GENERICally Speaking: A Hatch Waxman Litigation Bulletin

Case Name: Tris Pharma, Inc. v. Actavis Labs. FL, Inc., No. 14-1309-CFC, 2020 WL 7028456 (D. Del. Nov. 30, 2020) (Connolly, J.)

Drug Product and Patent(s)-in-Suit: Quillivant XR® (methylphenidate (“MPH”)); U.S. Patents Nos. 8,465,765 (“the ’765 patent”), 8,563,033 (“the ’033 patent”), 8,778,390 (“the ’390 patent”), 8,956,649 (“the ’649 patent”), and 9,040,083 (“the ’083 patent”)

Nature of the Case and Issue(s) Presented: Tris sued Actavis alleging infringement of 21 claims from the five patents-in-suit. In response, Actavis challenged the validity of the asserted claims based on obviousness and obviousness-type double patenting. After a five-day bench trial, the trial court found all the asserted claims invalid as obvious.
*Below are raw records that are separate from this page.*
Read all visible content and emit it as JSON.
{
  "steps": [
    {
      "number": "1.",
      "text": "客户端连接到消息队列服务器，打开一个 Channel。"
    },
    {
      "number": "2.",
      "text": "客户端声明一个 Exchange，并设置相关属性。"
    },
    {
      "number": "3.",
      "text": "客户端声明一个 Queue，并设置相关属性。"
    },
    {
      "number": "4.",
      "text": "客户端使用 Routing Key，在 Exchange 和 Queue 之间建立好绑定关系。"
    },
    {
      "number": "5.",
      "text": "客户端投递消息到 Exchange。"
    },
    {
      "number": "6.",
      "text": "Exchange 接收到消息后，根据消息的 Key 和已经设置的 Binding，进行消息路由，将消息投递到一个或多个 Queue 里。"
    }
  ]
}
The trial court did not address infringement or double patenting. Tris appealed the trial court’s finding of invalidity for seven asserted claims: claims 4 and 10 of the ‘033 patent; claims 6 and 20 of the ’765 patent; and claims 15, 16, and 20 of the ‘390 patent. The Federal Circuit vacated the judgment “[b]ecause [the judge]’s obviousness decision lack[ed] the requisite fact-finding, and because the [judge] erred in rejecting Tris’s evidence of objective indicia of nonobviousness.” The Federal Circuit remanded the obviousness analysis to the trial court. After remand, Actavis dropped its obviousness-type double-patenting challenge and the parties agreed that the trial court should make further findings of fact based on the existing written record. The remand court found that the asserted claims were not invalid and that Defendants directly infringed, contributorily infringed, and induced the infringement of each of the asserted claims.

Why Tris Prevailed: The court found that Actavis did not prove by clear and convincing evidence that a skilled artisan would have been motivated to combine with a reasonable expectation of success a liquid MPH formulation with a single mean peak, 12-hour duration, and 45-minute onset, or the combination recited in claim 20 of the ’765 patent. Actavis argued that a skilled artisan “would have been indifferent to the choice between a single peak and bimodal peak profile and that this indifference does not undermine motivation.” In rejecting Actavis’s argument, the court reasoned that a skilled artisan would not have viewed the single peak profile as a suitable option because the prior art taught away from using a single peak.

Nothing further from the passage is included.